Said Johanna Westeson, regional director for Europe at the Center for Reproductive Rights:
“Rather than being provided with the best medical care possible, Irish women with nonviable pregnancies are instead cruelly denied the option of safely and legally ending their pregnancy.
“Because of Ireland’s harsh policies, Amanda was forced to travel like a fugitive to the United Kingdom to obtain legal abortion services and was essentially shamed for the only medical option that made sense to her.
“Without the strength and means to travel, Amanda would have been forced to carry to term, fearing every minute her fetus had died in utero or that she would give birth only to watch her baby die.
“We hope the Human Rights Committee will find that Ireland must amend its extreme abortion law—so women facing serious pregnancy complications can access safe and legal abortions in their own country.”
In May 2011, Amanda Mellet discovered she was pregnant. At 22 weeks of pregnancy she and her husband, James, found out that the fetus had Edwards’ syndrome, a fatal abnormality. They were shocked to learn that Ireland does not allow legal abortion for nonviable pregnancies and were told by a midwife at the Rotunda Hospital in Dublin that couples in their situation opt to, as she put it, “travel.” Neither the midwife nor the doctors explained what “traveling” would entail.
Amanda and James then went through an onerous process to organize their trip and the abortion in the United Kingdom. After an almost week long medical process, a hospital in Liverpool safely terminated Amanda’s pregnancy on December 2, 2011. She had an adverse reaction to pain medication which left her weak, bleeding and struggling not to faint on the flight back to Dublin the next day. A month later, Amanda’s only follow up appointment at Rotunda Hospital was a routine checkup from a midwife. She never received adequate post-abortion care and was not offered bereavement counseling from the hospital. Throughout the process, Amanda felt abandoned and judged by the Irish health care system. To this day, Amanda suffers from grief and trauma over how abysmally she was treated by her country during this difficult time.
“How can it be justified that a pregnant woman must sneak over to England like a criminal to do what she feels is the most humane thing?” said Amanda. “Words simply cannot express the depths of my hurt and anger over what James and I went through. We are begging the United Nations Human Rights Committee to order Ireland to allow women with nonviable pregnancies access to safe and legal abortion in our homeland. Our country should not force women and couples to go through this additional pain, stress, strain and shame of travelling.”

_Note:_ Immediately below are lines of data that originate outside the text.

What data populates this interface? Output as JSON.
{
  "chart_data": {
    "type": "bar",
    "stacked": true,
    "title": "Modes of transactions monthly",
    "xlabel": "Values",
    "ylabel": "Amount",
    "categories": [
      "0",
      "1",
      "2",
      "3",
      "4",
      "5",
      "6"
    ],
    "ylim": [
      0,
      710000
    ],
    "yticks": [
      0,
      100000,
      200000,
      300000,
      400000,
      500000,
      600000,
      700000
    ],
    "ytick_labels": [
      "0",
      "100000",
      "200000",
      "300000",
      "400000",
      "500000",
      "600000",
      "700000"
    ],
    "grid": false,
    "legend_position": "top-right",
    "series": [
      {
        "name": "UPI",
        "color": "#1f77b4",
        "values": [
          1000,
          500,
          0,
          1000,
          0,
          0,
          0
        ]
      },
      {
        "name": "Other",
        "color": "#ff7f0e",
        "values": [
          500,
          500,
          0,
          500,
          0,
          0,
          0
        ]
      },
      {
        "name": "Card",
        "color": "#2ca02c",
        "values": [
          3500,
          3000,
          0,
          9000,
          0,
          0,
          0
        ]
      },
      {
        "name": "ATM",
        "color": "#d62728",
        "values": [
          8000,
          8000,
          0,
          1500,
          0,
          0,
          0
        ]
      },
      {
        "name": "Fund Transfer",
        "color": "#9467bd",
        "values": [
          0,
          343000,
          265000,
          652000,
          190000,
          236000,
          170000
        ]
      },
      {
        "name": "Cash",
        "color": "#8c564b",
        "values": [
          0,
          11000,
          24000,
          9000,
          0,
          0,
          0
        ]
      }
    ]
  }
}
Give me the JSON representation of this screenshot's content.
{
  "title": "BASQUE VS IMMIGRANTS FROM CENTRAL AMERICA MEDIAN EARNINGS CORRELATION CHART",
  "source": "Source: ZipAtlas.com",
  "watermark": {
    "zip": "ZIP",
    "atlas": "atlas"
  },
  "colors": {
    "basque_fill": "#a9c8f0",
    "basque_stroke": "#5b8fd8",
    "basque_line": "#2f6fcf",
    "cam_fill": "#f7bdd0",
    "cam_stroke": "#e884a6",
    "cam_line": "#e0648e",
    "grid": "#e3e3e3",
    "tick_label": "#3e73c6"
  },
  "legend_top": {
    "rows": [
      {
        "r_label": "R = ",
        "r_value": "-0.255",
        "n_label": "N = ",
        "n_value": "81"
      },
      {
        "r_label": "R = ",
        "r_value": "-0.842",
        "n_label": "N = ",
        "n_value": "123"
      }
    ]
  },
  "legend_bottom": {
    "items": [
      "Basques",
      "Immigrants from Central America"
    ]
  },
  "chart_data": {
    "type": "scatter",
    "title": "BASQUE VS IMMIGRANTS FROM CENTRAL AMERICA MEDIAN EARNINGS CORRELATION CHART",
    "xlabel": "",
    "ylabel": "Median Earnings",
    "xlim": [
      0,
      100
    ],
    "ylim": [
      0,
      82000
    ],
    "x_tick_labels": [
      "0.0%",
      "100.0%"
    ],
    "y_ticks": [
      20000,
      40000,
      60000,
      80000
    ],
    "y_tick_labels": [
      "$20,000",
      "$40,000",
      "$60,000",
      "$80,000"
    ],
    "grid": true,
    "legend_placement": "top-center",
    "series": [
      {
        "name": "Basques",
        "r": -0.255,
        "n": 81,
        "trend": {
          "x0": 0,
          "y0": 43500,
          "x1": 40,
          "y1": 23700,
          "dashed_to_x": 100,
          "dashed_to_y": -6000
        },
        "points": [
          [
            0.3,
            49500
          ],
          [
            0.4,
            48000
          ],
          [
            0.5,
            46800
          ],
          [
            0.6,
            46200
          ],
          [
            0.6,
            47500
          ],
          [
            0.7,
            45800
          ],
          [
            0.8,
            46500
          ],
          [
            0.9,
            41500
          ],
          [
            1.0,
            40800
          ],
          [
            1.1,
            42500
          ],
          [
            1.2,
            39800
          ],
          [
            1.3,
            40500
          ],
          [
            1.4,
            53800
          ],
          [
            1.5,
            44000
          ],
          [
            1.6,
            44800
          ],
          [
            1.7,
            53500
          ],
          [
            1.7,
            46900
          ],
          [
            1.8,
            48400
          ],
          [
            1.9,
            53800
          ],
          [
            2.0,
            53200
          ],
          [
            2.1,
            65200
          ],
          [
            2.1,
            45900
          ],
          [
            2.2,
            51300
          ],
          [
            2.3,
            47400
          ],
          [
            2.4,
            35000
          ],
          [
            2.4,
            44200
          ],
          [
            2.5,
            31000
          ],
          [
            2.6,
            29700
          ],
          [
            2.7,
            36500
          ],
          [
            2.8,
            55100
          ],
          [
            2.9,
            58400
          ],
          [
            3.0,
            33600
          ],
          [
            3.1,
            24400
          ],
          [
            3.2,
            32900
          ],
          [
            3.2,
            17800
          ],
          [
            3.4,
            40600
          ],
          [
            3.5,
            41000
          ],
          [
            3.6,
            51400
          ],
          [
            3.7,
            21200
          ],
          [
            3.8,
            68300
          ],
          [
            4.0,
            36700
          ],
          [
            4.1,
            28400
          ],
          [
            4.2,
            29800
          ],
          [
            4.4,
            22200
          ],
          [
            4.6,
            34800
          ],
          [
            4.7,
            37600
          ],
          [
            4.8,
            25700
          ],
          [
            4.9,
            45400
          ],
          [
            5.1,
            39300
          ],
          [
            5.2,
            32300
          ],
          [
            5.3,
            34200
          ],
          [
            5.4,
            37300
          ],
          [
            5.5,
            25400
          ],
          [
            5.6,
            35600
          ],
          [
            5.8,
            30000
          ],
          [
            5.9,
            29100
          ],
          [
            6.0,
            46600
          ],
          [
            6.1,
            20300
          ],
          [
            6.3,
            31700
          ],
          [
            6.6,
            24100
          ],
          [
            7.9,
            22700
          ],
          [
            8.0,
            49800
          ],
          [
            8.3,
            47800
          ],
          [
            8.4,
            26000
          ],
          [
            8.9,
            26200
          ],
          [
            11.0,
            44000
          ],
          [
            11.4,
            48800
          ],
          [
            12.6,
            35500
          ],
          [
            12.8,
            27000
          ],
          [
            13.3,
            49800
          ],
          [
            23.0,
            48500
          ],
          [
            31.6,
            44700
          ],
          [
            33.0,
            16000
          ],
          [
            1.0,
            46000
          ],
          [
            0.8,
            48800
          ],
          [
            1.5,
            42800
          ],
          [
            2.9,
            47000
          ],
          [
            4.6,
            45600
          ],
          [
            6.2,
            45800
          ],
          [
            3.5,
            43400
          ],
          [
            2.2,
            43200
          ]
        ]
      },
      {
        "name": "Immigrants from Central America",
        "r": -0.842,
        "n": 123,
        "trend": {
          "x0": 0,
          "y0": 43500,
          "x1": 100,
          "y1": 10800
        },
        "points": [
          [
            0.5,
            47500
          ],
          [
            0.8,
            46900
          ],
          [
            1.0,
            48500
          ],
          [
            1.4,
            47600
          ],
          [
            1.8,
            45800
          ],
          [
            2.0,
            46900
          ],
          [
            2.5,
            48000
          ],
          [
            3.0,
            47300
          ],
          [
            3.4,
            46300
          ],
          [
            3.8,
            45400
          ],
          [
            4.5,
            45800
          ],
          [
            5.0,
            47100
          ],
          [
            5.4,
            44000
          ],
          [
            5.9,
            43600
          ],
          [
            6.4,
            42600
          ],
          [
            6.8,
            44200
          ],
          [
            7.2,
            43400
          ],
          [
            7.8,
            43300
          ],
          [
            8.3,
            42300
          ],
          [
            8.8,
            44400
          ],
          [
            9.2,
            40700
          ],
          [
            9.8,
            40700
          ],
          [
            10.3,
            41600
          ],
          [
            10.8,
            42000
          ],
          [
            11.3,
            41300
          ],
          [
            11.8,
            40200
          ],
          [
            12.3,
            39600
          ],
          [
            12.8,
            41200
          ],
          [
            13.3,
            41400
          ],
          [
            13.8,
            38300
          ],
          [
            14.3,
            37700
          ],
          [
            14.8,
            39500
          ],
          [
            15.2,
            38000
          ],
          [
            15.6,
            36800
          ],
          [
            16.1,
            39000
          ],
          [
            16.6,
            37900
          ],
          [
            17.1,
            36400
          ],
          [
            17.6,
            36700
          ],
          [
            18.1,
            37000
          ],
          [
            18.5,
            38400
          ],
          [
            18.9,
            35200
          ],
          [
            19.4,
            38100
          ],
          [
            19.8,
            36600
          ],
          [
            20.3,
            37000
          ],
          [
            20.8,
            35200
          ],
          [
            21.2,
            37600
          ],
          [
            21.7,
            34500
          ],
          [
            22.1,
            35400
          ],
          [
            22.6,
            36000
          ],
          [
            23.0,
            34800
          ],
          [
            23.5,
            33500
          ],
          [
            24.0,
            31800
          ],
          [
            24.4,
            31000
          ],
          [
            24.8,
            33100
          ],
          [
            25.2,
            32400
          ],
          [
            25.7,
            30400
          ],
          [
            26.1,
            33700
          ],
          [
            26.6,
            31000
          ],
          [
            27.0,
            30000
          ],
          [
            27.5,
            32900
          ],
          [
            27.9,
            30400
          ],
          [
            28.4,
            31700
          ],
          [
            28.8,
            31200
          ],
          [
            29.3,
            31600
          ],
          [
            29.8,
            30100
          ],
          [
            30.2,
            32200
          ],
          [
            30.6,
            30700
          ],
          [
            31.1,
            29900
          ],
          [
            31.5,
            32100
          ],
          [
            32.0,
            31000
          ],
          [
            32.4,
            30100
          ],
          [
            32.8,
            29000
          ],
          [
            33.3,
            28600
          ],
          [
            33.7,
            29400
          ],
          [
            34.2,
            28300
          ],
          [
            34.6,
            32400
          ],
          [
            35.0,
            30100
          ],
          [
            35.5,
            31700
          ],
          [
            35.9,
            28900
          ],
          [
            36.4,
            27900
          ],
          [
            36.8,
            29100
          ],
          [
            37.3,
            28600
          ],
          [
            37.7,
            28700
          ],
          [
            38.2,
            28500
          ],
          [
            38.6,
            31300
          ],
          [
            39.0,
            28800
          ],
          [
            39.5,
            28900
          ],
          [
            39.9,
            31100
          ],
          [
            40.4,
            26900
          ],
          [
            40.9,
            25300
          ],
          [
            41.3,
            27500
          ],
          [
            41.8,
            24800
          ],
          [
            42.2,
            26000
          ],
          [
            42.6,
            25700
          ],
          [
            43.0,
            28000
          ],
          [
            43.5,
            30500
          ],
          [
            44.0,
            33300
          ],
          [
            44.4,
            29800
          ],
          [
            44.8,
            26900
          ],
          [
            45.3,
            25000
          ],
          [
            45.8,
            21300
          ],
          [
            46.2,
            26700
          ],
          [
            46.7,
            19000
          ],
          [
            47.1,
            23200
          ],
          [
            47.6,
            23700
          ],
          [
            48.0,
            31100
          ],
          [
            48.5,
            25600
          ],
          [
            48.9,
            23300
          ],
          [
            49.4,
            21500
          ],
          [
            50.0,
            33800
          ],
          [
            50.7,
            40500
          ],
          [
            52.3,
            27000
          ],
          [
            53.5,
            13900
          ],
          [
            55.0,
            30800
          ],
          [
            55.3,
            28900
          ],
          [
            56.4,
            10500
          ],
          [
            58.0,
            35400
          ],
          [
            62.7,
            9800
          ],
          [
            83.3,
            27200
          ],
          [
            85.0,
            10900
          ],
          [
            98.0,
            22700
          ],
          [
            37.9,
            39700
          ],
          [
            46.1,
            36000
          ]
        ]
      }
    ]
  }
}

On July 30, Ireland passed the Protection of Life During Pregnancy Bill 2013, which clarifies the conditions for legal abortion, as called for by the European Court of Human Rights in a 2010 judgment. The law allows legal abortions only for women whose pregnancies threaten their lives. Women like Amanda, who experience nonviable pregnancies, do not have a right to abortion. Nor do women pregnant from rape or incest or women whose pregnancies pose serious health problems.
As shown repeatedly, a legal regime that allows abortion only when the woman’s life is threatened, as distinct from her health, often is unworkable and dangerous in practice. Ireland’s new law does not allow for abortion when there is a serious health risk. Human rights standards establish that abortion should be legal at the very least when the life or health of the woman is in danger, and also when the pregnancy is the result of rape or incest, or in cases of serious fetal anomaly.

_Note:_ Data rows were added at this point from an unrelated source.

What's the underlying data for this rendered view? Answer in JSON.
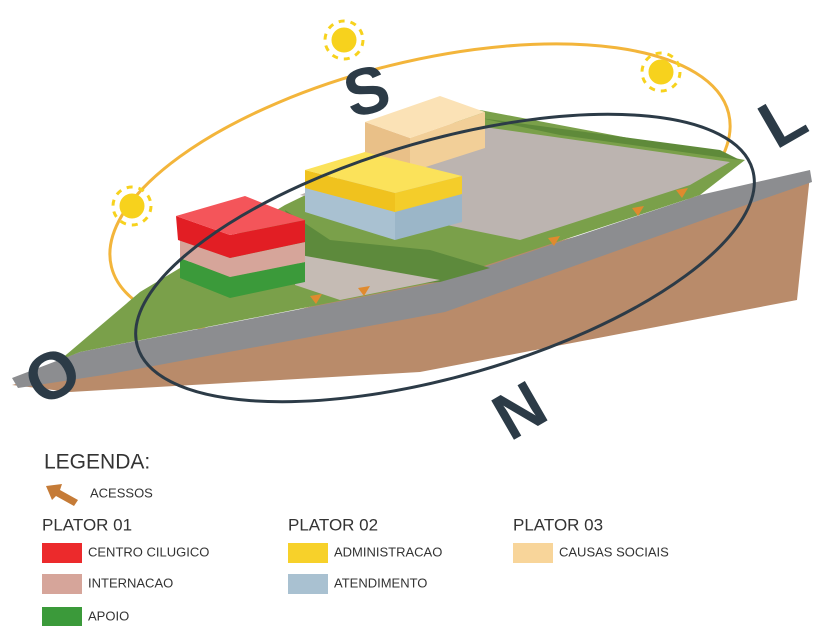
{
  "compass": {
    "south": "S",
    "east": "L",
    "north": "N",
    "west": "O"
  },
  "legend": {
    "title": "LEGENDA:",
    "access": "ACESSOS",
    "groups": [
      {
        "title": "PLATOR 01",
        "items": [
          {
            "label": "CENTRO CILUGICO",
            "color": "#ec2a2c"
          },
          {
            "label": "INTERNACAO",
            "color": "#d6a59a"
          },
          {
            "label": "APOIO",
            "color": "#3b9a3a"
          }
        ]
      },
      {
        "title": "PLATOR 02",
        "items": [
          {
            "label": "ADMINISTRACAO",
            "color": "#f7d12a"
          },
          {
            "label": "ATENDIMENTO",
            "color": "#a9c1d1"
          }
        ]
      },
      {
        "title": "PLATOR 03",
        "items": [
          {
            "label": "CAUSAS SOCIAIS",
            "color": "#f8d59a"
          }
        ]
      }
    ]
  }
}
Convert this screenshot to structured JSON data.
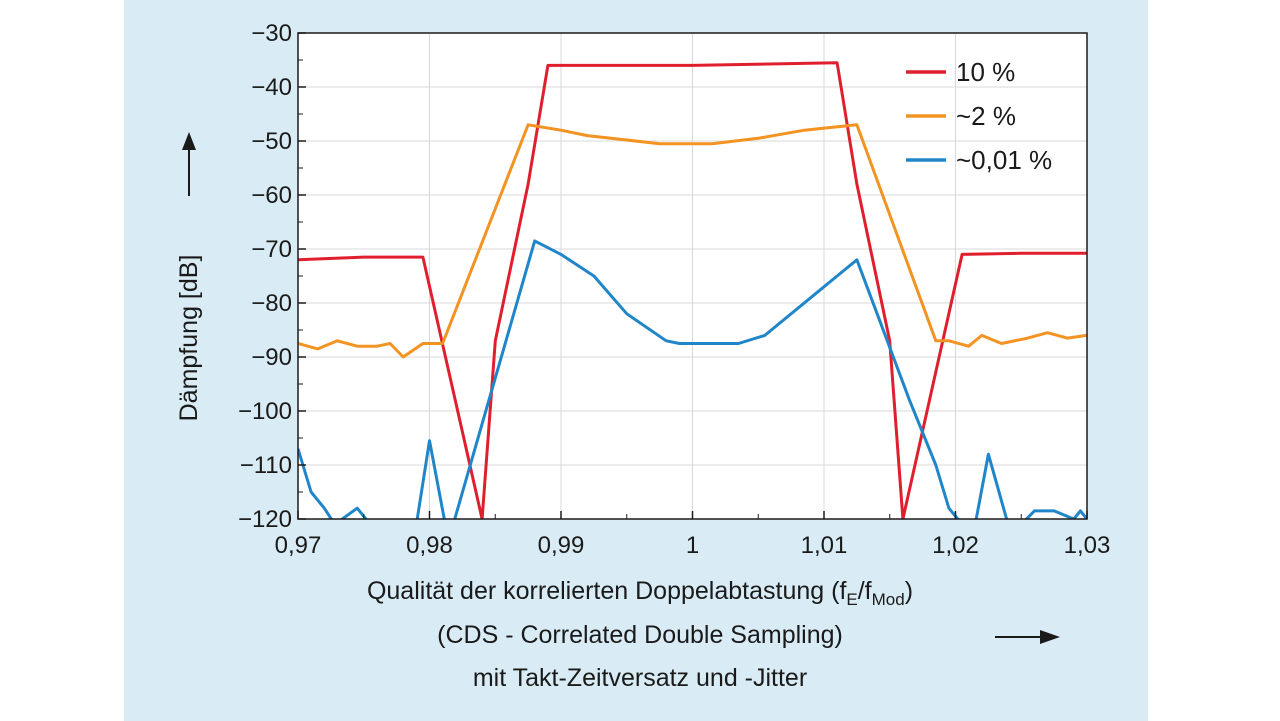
{
  "chart_data": {
    "type": "line",
    "xlabel_line1": "Qualität der korrelierten Doppelabtastung (f",
    "xlabel_sub1": "E",
    "xlabel_slash": "/f",
    "xlabel_sub2": "Mod",
    "xlabel_close": ")",
    "xlabel_line2": "(CDS - Correlated Double Sampling)",
    "xlabel_line3": "mit Takt-Zeitversatz und -Jitter",
    "ylabel": "Dämpfung [dB]",
    "xlim": [
      0.97,
      1.03
    ],
    "ylim": [
      -120,
      -30
    ],
    "x_ticks": [
      0.97,
      0.98,
      0.99,
      1.0,
      1.01,
      1.02,
      1.03
    ],
    "x_tick_labels": [
      "0,97",
      "0,98",
      "0,99",
      "1",
      "1,01",
      "1,02",
      "1,03"
    ],
    "y_ticks": [
      -30,
      -40,
      -50,
      -60,
      -70,
      -80,
      -90,
      -100,
      -110,
      -120
    ],
    "y_tick_labels": [
      "−30",
      "−40",
      "−50",
      "−60",
      "−70",
      "−80",
      "−90",
      "−100",
      "−110",
      "−120"
    ],
    "legend_position": "top-right",
    "series": [
      {
        "name": "10 %",
        "color": "#e01f2e",
        "points": [
          [
            0.97,
            -72
          ],
          [
            0.975,
            -71.5
          ],
          [
            0.9795,
            -71.5
          ],
          [
            0.984,
            -120
          ],
          [
            0.985,
            -87
          ],
          [
            0.9875,
            -58
          ],
          [
            0.989,
            -36
          ],
          [
            1.0,
            -36
          ],
          [
            1.011,
            -35.5
          ],
          [
            1.0125,
            -58
          ],
          [
            1.015,
            -87
          ],
          [
            1.016,
            -120
          ],
          [
            1.0205,
            -71
          ],
          [
            1.025,
            -70.8
          ],
          [
            1.03,
            -70.8
          ]
        ]
      },
      {
        "name": "~2 %",
        "color": "#f39322",
        "points": [
          [
            0.97,
            -87.5
          ],
          [
            0.9715,
            -88.5
          ],
          [
            0.973,
            -87
          ],
          [
            0.9745,
            -88
          ],
          [
            0.976,
            -88
          ],
          [
            0.977,
            -87.5
          ],
          [
            0.978,
            -90
          ],
          [
            0.9795,
            -87.5
          ],
          [
            0.981,
            -87.5
          ],
          [
            0.9875,
            -47
          ],
          [
            0.99,
            -48
          ],
          [
            0.992,
            -49
          ],
          [
            0.9975,
            -50.5
          ],
          [
            1.0015,
            -50.5
          ],
          [
            1.005,
            -49.5
          ],
          [
            1.0085,
            -48
          ],
          [
            1.0125,
            -47
          ],
          [
            1.0185,
            -87
          ],
          [
            1.0195,
            -87
          ],
          [
            1.021,
            -88
          ],
          [
            1.022,
            -86
          ],
          [
            1.0235,
            -87.5
          ],
          [
            1.0255,
            -86.5
          ],
          [
            1.027,
            -85.5
          ],
          [
            1.0285,
            -86.5
          ],
          [
            1.03,
            -86
          ]
        ]
      },
      {
        "name": "~0,01 %",
        "color": "#2086c9",
        "points": [
          [
            0.97,
            -107
          ],
          [
            0.971,
            -115
          ],
          [
            0.972,
            -118
          ],
          [
            0.9728,
            -121
          ],
          [
            0.9745,
            -118
          ],
          [
            0.9755,
            -121
          ],
          [
            0.979,
            -121
          ],
          [
            0.98,
            -105.5
          ],
          [
            0.9812,
            -121
          ],
          [
            0.9818,
            -121
          ],
          [
            0.988,
            -68.5
          ],
          [
            0.99,
            -71
          ],
          [
            0.9925,
            -75
          ],
          [
            0.995,
            -82
          ],
          [
            0.998,
            -87
          ],
          [
            0.999,
            -87.5
          ],
          [
            1.0035,
            -87.5
          ],
          [
            1.0055,
            -86
          ],
          [
            1.0095,
            -78
          ],
          [
            1.011,
            -75
          ],
          [
            1.0125,
            -72
          ],
          [
            1.0165,
            -98
          ],
          [
            1.0185,
            -110
          ],
          [
            1.0195,
            -118
          ],
          [
            1.0205,
            -121
          ],
          [
            1.0215,
            -121
          ],
          [
            1.0225,
            -108
          ],
          [
            1.024,
            -121
          ],
          [
            1.025,
            -121
          ],
          [
            1.026,
            -118.5
          ],
          [
            1.0275,
            -118.5
          ],
          [
            1.029,
            -120
          ],
          [
            1.0295,
            -118.5
          ],
          [
            1.03,
            -120
          ]
        ]
      }
    ]
  }
}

“Ireland’s current abortion law offers only the bare minimum protection for women’s lives, and does nothing to protect the health of women facing complications during their pregnancies that are not life-threatening,” said Luisa Cabal, vice president of programs at the Center for Reproductive Rights. “The United Nations Human Rights Committee must call on Ireland to expand women’s access to essential reproductive health care as mandated under human rights law.”